Lung transplant recipients have a high rate of allograft failure compared to other solid-organ transplant patients, with a median survival of 6.7 years compared to more than 10-13 years for other types.
The leading cause of death in lung transplant recipients is chronic lung allograft dysfunction (CLAD), a complication with high risk of morbidity and mortality. The diagnosis of CLAD lacks reliable early biomarkers, however, and earlier detection could help address conditions that are significant risk factors for CLAD – including acute rejection, infections, and gastroesophageal reflux disease – to prevent their onset.
A team of Vanderbilt University Medical Center researchers led by Anil J. Trindade, M.D., a pulmonary and critical care physician, has been conducting a prospective cohort study to identify and validate a biomarker that could lead to the earlier diagnosis of CLAD.
Currently, CLAD is diagnosed using spirometry, which means that injury to the lungs has been ongoing for months prior to the disease being detected. This delay means that inflammation could lead to irreversible airway and parenchymal fibrosis. One of his team’s goals has been to utilize donor-derived cell-free DNA (dd-cfDNA) as a liquid biopsy that might unveil or predict CLAD onset, permitting earlier intervention.
“We believe donor-derived cell-free DNA may become standard in following allograft health. It reveals signs of rejection much sooner than spirometry and is less invasive than bronchoscopy screening,” Trindade said.
Collaborators on the project include Vanderbilt colleagues David Erasmus, M.D., Ivan Robbins, M.D., and Ciara Shaver, M.D., Ph.D.
Donor-derived Cell-Free DNA as a Biomarker
Dd-cfDNA relies on the fact that when cells are injured, they release their intracellular contents, including fragments of DNA, into the bloodstream. Since donor lungs have different DNA than the recipient, differences in key single nucleotide polymorphisms can be utilized to quantify the percentage of donor-derived cell-free DNA in the bloodstream.
Therefore, dd-cfDNA can be used as a surrogate of cellular injury in the allograft lung.
Liquid Biopsy
An important initial step towards the goal of liquid biopsy is to identify baseline levels of dd-cfDNA in patients that are over two years post-transplant, which the team recently demonstrated in a paper in Transplantation Direct.

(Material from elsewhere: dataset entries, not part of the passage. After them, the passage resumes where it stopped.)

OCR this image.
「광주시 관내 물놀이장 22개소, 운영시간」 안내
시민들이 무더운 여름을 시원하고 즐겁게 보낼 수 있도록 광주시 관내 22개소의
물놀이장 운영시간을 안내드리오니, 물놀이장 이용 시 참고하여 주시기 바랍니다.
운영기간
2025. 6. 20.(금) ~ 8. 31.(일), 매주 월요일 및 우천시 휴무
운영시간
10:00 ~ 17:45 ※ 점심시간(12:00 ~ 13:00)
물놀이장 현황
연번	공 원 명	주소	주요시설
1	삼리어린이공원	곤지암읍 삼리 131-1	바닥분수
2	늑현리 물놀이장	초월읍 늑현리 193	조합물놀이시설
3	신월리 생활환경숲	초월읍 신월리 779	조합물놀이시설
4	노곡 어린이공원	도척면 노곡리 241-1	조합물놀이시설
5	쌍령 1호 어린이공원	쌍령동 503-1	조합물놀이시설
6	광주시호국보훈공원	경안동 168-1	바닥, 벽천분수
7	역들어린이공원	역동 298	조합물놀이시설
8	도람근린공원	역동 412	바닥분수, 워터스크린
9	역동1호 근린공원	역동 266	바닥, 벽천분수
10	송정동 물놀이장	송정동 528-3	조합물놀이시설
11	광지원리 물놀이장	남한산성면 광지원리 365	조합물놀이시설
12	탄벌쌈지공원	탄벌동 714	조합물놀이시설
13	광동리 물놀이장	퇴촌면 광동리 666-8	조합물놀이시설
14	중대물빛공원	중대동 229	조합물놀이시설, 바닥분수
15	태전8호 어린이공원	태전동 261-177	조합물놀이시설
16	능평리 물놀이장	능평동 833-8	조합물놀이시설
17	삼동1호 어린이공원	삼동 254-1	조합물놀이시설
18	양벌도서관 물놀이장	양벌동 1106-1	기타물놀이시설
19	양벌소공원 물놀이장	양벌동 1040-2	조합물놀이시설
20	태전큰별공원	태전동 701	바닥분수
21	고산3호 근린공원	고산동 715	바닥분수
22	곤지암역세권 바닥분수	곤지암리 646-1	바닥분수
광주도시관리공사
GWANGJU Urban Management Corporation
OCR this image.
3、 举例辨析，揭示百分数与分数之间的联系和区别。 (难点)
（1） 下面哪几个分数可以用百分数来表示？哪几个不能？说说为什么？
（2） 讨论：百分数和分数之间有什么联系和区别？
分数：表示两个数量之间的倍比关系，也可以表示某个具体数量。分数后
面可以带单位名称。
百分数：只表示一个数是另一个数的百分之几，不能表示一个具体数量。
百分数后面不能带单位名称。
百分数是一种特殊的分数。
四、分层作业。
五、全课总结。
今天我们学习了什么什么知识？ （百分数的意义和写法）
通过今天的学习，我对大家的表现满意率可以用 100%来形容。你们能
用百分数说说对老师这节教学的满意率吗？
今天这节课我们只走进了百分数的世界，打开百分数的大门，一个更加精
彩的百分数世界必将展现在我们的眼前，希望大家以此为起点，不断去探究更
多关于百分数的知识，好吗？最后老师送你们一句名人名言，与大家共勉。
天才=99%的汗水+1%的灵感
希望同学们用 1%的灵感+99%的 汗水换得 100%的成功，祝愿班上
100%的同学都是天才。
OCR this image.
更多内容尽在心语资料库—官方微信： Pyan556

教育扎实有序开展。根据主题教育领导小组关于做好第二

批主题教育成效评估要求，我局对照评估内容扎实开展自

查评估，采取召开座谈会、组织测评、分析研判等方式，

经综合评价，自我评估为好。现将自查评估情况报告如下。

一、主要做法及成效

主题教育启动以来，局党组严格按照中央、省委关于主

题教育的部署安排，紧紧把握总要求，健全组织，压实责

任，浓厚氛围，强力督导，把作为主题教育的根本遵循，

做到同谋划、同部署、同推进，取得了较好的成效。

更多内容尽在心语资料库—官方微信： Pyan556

“Surprisingly, we showed that baseline levels of dd-cfDNA don’t change very much in stable patients, whether they are three or 10 years post-transplant,” Trindade said.
His team has an ongoing registry study to capture patients that may develop CLAD in the future. They are trying to determine whether dd-cfDNA levels might rise several months before they experience spirometric changes, revealing a true biomarker that can predict chronic rejection.
Trindade and colleagues have also made other discoveries involving the use of dd-cfDNA in their patient population.
“To date, researchers in the field have always thought of using absolute thresholds of dd-cfDNA to define injury events,” he said. “Yet, we’ve found that changes relative to baseline values provide evidence of potential lung injury with greater sensitivity and specificity.”
These findings will be presented at the International Society for Heart and Lung Transplantation (ISHLT) annual meeting in April 2023.
Tackling Acute Rejection Hazards
Trindade and his team have their eye on other applications for dd-cfDNA. One project, which targets acute cellular rejection (ACR), garnered national attention and was a finalist in the 2022 ISHLT Innovation Challenge.
“This is one of the biggest risk factors for CLAD,” Trindade said. “Almost half of our patients will develop ACR within the first year post-transplant. The standard treatment is corticosteroid therapy, though up to 25 percent of patients do not respond to this.”
Again, the only current method for testing response is by performing invasive lung biopsies via bronchoscopy. Repeat biopsies are generally performed about four weeks after treatment, so a non-responder’s injury may be progressing while they wait.
In this project, Trindade and colleagues will work to identify differences in decay kinetics of dd-cfDNA within the first three days of therapy for ACR between steroid responders and non-responders. They will also compare biopsy samples with simultaneous peripheral blood samples to see if dd-cfDNA can be used as a biomarker of ACR recovery, potentially obviating the need for repeat biopsies. Finally, they plan to perform transcriptome profiling of peripheral blood mononuclear cells between steroid responders and non-responders to understand what signaling pathways are important to this process.
Award to Fund Pathogenesis Probe
Since ACR is a major risk factor for CLAD, this work may also shed light on the underlying pathogenesis of CLAD, about which very little is known. The research recently received additional support through a second investigator-initiated trial grant award from CareDx.
“This award allows the lung transplant team to take advantage of the strong clinical and basic science backgrounds of our team members and hopefully allow us to advance patient care and our understanding of ACR and CLAD,” Trindade said.